Hi, even though I'm quite a bit younger than you, I can relate to a lot of the stuff you've said you're going through. I think it's a real shame that things like this happen.
To be honest with you, I don't really know how to get them to understand. I'm still trying to figure that out, but I've figured that I'll still see these friends but I won't let them bring me down. Not as much as they used to anyway. I think that it's best to surround yourself with people who love you.
There's a quote I know of which says it's better to be alone than with those who make you feel alone. That really got me thinking about what I was going to do. I decided to reduce the amount of time I spent with my friends at the time. Tbh we did share little interests but when I was having a one on one conversation with them, we'd have plenty to talk about. As a group though, it was mainly just them talking together and me listening.

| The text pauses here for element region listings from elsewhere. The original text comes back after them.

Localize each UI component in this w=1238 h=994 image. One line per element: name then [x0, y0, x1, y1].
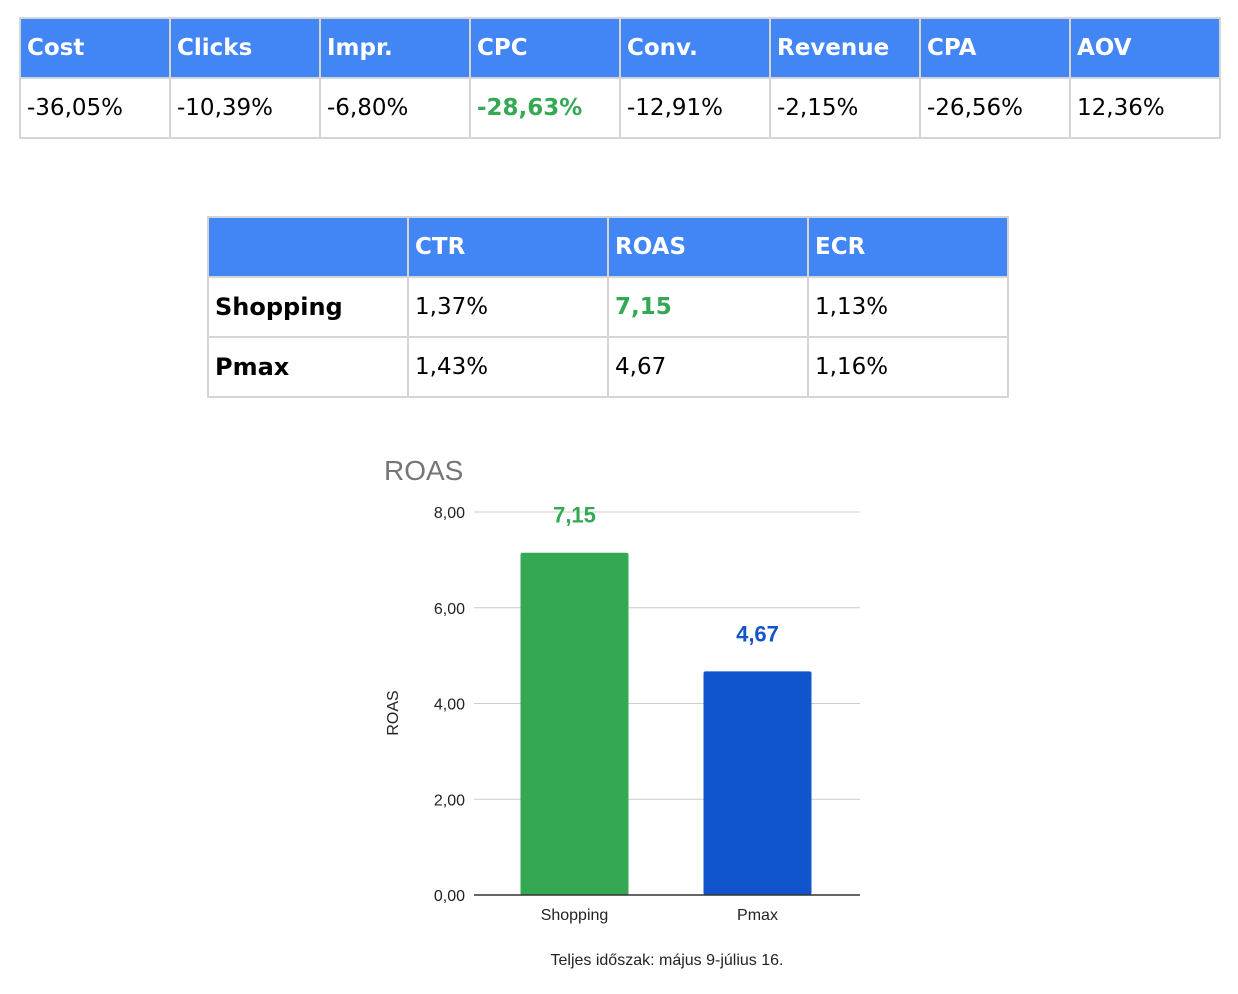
pmax-roas: 4,67 — [607, 336, 809, 398]
channel-comparison-table: CTR ROAS ECR Shopping 1,37% 7,15 1,13% P… — [207, 216, 1009, 398]
value-clicks: -10,39% — [169, 77, 321, 139]
channel-row-pmax: Pmax 1,43% 4,67 1,16% — [207, 336, 1009, 398]
chart-title: ROAS — [384, 455, 463, 486]
header-clicks: Clicks — [169, 17, 321, 79]
bar-value-label: 4,67 — [736, 621, 779, 646]
header-revenue: Revenue — [769, 17, 921, 79]
header-cpa: CPA — [919, 17, 1071, 79]
x-tick-labels: Shopping Pmax — [541, 907, 778, 924]
value-conv: -12,91% — [619, 77, 771, 139]
y-tick-label: 4,00 — [434, 697, 465, 714]
header-cost: Cost — [19, 17, 171, 79]
header-cpc: CPC — [469, 17, 621, 79]
row-label-shopping: Shopping — [207, 276, 409, 338]
y-tick-label: 8,00 — [434, 505, 465, 522]
y-tick-label: 6,00 — [434, 601, 465, 618]
shopping-ecr: 1,13% — [807, 276, 1009, 338]
x-tick-label: Pmax — [737, 907, 778, 924]
pmax-ecr: 1,16% — [807, 336, 1009, 398]
bars — [520, 552, 812, 895]
y-axis-label: ROAS — [385, 690, 402, 735]
bar-pmax — [703, 671, 812, 895]
bar-value-label: 7,15 — [553, 503, 596, 528]
value-aov: 12,36% — [1069, 77, 1221, 139]
y-tick-label: 2,00 — [434, 792, 465, 809]
y-tick-label: 0,00 — [434, 888, 465, 905]
channel-row-shopping: Shopping 1,37% 7,15 1,13% — [207, 276, 1009, 338]
value-impr: -6,80% — [319, 77, 471, 139]
header-ctr: CTR — [407, 216, 609, 278]
shopping-ctr: 1,37% — [407, 276, 609, 338]
channel-header-row: CTR ROAS ECR — [207, 216, 1009, 278]
bar-shopping — [520, 552, 629, 895]
value-cpc: -28,63% — [469, 77, 621, 139]
metrics-header-row: Cost Clicks Impr. CPC Conv. Revenue CPA … — [19, 17, 1221, 79]
header-ecr: ECR — [807, 216, 1009, 278]
x-tick-label: Shopping — [541, 907, 609, 924]
metrics-value-row: -36,05% -10,39% -6,80% -28,63% -12,91% -… — [19, 77, 1221, 139]
y-tick-labels: 0,00 2,00 4,00 6,00 8,00 — [434, 505, 465, 905]
row-label-pmax: Pmax — [207, 336, 409, 398]
bar-value-labels: 7,15 4,67 — [553, 503, 779, 647]
metrics-change-table: Cost Clicks Impr. CPC Conv. Revenue CPA … — [19, 17, 1221, 139]
shopping-roas: 7,15 — [607, 276, 809, 338]
pmax-ctr: 1,43% — [407, 336, 609, 398]
header-empty — [207, 216, 409, 278]
value-cpa: -26,56% — [919, 77, 1071, 139]
header-impr: Impr. — [319, 17, 471, 79]
header-roas: ROAS — [607, 216, 809, 278]
value-revenue: -2,15% — [769, 77, 921, 139]
header-aov: AOV — [1069, 17, 1221, 79]
value-cost: -36,05% — [19, 77, 171, 139]
header-conv: Conv. — [619, 17, 771, 79]
chart-footnote: Teljes időszak: május 9-július 16. — [551, 952, 784, 969]
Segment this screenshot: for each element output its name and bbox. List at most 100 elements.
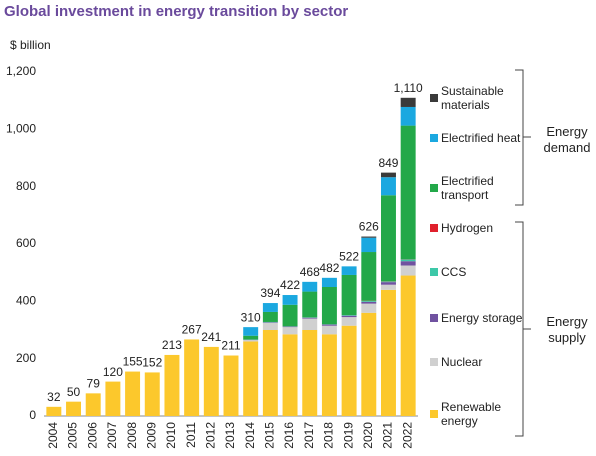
legend-swatch bbox=[430, 184, 438, 192]
bar-segment bbox=[321, 287, 337, 325]
total-label: 50 bbox=[67, 385, 81, 399]
total-label: 213 bbox=[162, 338, 182, 352]
bar-segment bbox=[262, 303, 278, 312]
legend-label: Electrified heat bbox=[441, 131, 521, 145]
x-tick-label: 2013 bbox=[223, 422, 237, 449]
bar-segment bbox=[243, 335, 259, 340]
bar-segment bbox=[321, 277, 337, 287]
x-tick-label: 2009 bbox=[144, 422, 158, 449]
total-label: 522 bbox=[339, 250, 359, 264]
y-tick-label: 400 bbox=[16, 294, 36, 308]
total-label: 79 bbox=[87, 377, 101, 391]
bar-segment bbox=[341, 266, 357, 275]
y-tick-label: 1,000 bbox=[6, 122, 36, 136]
legend-swatch bbox=[430, 134, 438, 142]
legend-swatch bbox=[430, 94, 438, 102]
bar-segment bbox=[282, 326, 298, 328]
x-tick-label: 2018 bbox=[322, 422, 336, 449]
bar-segment bbox=[400, 261, 416, 266]
legend-label: Electrified transport bbox=[441, 174, 494, 202]
x-tick-label: 2017 bbox=[302, 422, 316, 449]
total-label: 32 bbox=[47, 390, 61, 404]
bracket bbox=[515, 69, 531, 206]
bar-segment bbox=[321, 325, 337, 335]
bar-segment bbox=[243, 340, 259, 342]
bar-segment bbox=[380, 289, 396, 416]
x-tick-label: 2008 bbox=[125, 422, 139, 449]
bar-segment bbox=[380, 195, 396, 282]
bar-segment bbox=[400, 125, 416, 260]
y-tick-label: 200 bbox=[16, 351, 36, 365]
total-label: 468 bbox=[300, 265, 320, 279]
legend-swatch bbox=[430, 410, 438, 418]
bar-segment bbox=[302, 318, 318, 330]
bar-segment bbox=[302, 281, 318, 292]
bar-segment bbox=[66, 401, 82, 416]
x-tick-label: 2021 bbox=[381, 422, 395, 449]
group-label: Energy supply bbox=[546, 314, 588, 345]
bar-segment bbox=[400, 106, 416, 126]
x-tick-label: 2005 bbox=[66, 422, 80, 449]
bar-segment bbox=[361, 236, 377, 238]
x-tick-label: 2014 bbox=[243, 422, 257, 449]
bar-segment bbox=[361, 312, 377, 416]
total-label: 120 bbox=[103, 365, 123, 379]
legend-label: Sustainable materials bbox=[441, 84, 504, 112]
bar-segment bbox=[85, 393, 101, 416]
legend-swatch bbox=[430, 224, 438, 232]
x-tick-label: 2010 bbox=[164, 422, 178, 449]
total-label: 394 bbox=[260, 286, 280, 300]
total-label: 152 bbox=[142, 356, 162, 370]
legend-label: CCS bbox=[441, 265, 467, 279]
bar-segment bbox=[46, 406, 62, 416]
bar-segment bbox=[262, 311, 278, 322]
bar-segment bbox=[184, 339, 200, 416]
legend-swatch bbox=[430, 268, 438, 276]
chart-title: Global investment in energy transition b… bbox=[4, 3, 348, 20]
total-label: 267 bbox=[182, 323, 202, 337]
legend-swatch bbox=[430, 358, 438, 366]
total-label: 241 bbox=[201, 330, 221, 344]
bar-segment bbox=[282, 334, 298, 416]
total-label: 211 bbox=[221, 339, 240, 353]
bar-segment bbox=[380, 172, 396, 178]
bar-segment bbox=[380, 282, 396, 285]
bracket bbox=[515, 221, 531, 437]
x-tick-label: 2011 bbox=[184, 422, 198, 448]
bar-segment bbox=[361, 252, 377, 301]
bar-segment bbox=[144, 372, 160, 416]
bar-segment bbox=[400, 275, 416, 416]
total-label: 310 bbox=[241, 310, 261, 324]
x-tick-label: 2022 bbox=[400, 422, 414, 449]
x-tick-label: 2006 bbox=[85, 422, 99, 449]
y-tick-label: 600 bbox=[16, 236, 36, 250]
bar-segment bbox=[361, 301, 377, 302]
bar-segment bbox=[282, 327, 298, 335]
x-tick-label: 2015 bbox=[263, 422, 277, 449]
bar-segment bbox=[125, 371, 141, 416]
bar-segment bbox=[203, 346, 219, 416]
bar-segment bbox=[282, 304, 298, 327]
bar-segment bbox=[400, 265, 416, 276]
bar-segment bbox=[223, 355, 239, 416]
y-tick-label: 800 bbox=[16, 179, 36, 193]
bar-segment bbox=[243, 327, 259, 336]
bar-segment bbox=[341, 317, 357, 326]
x-tick-label: 2019 bbox=[341, 422, 355, 449]
bar-segment bbox=[341, 274, 357, 316]
legend-label: Hydrogen bbox=[441, 221, 494, 235]
x-tick-label: 2007 bbox=[105, 422, 119, 449]
bar-segment bbox=[321, 324, 337, 326]
y-tick-label: 0 bbox=[29, 408, 36, 422]
legend-label: Energy storage bbox=[441, 311, 523, 325]
legend-label: Nuclear bbox=[441, 355, 483, 369]
bar-segment bbox=[361, 237, 377, 253]
bar-segment bbox=[302, 330, 318, 416]
bar-segment bbox=[361, 303, 377, 313]
x-tick-label: 2020 bbox=[361, 422, 375, 449]
y-axis-label: $ billion bbox=[10, 38, 51, 52]
bar-segment bbox=[302, 317, 318, 319]
total-label: 482 bbox=[319, 261, 339, 275]
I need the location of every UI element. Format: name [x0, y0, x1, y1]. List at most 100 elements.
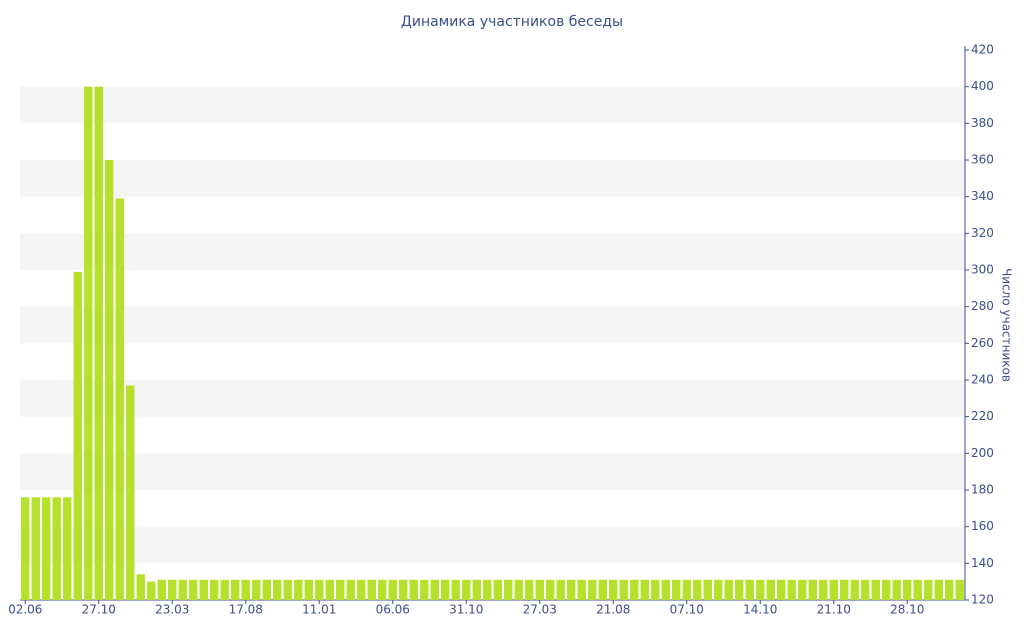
grid-band	[20, 160, 965, 197]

I'm not very sociable but I've found that just trying to be as open as possible and be myself has been a great help at getting noticed. I'm the kind of person who's really reserved with people I know and friends. It's my really close friends who know me for how weird and unique I can be. Being a bit more like this has helped me to find people who are willing to be friends to talk to me and not simply in mg presence.
Congratulations on completing uni and I'm glad to hear you've overcome your drug abuse and self harm.
Just remember that you should only leave them if you truly think it's the best path to take. I don't think you should simply do it because they may feel uncomfortable - they make you feel uncomfortable too.
I've come to understand, and I hope you do to, that these people are usually just kind people who maybe aren't completely compatible with you. They must have invited you out of good intentions, or may have genuinely felt bad about leaving out out or really wanted to see you. However, once you're there, they seem to get preoccupied by other things. I know, it's not fair but sometimes it's hard to see what you are missing until you lose it, and these people might not know this yet.
I have to say, it's a shame there are these kinds of stereotypes still applied to modern life. Of course, men are still allowed to feel down or depressed or whatever. Everyone does. I'm a girl, and I didn't get much support from other people.
I get what you mean. Sometimes, when people have some necessities that you wish for, they believe that the things you have are better. I think love is a necessity, whether that'd be with family, friends, pets or partners.
I'm sure you'll get there at some point. Tbh only you can truly know how to improve the situation you are in. You can get help and you're never really alone. It's difficult but possible. I have faith in you.
You sound like a person with a beautiful soul who has had the misfortune of bearing a lot of social burdens. I hope you see your own self worth and don't try to revert back to your past. Trying to find different hobbies could help with this.
I hope that helps and that I haven't forgotten anything I was going to say.
Please PM if you want to. I'd be glad to help in any way, even if it is just listening (besides, that is what I do best). However, I do understand if you don't want to because you are anonymous. I do admire your use of this thread though.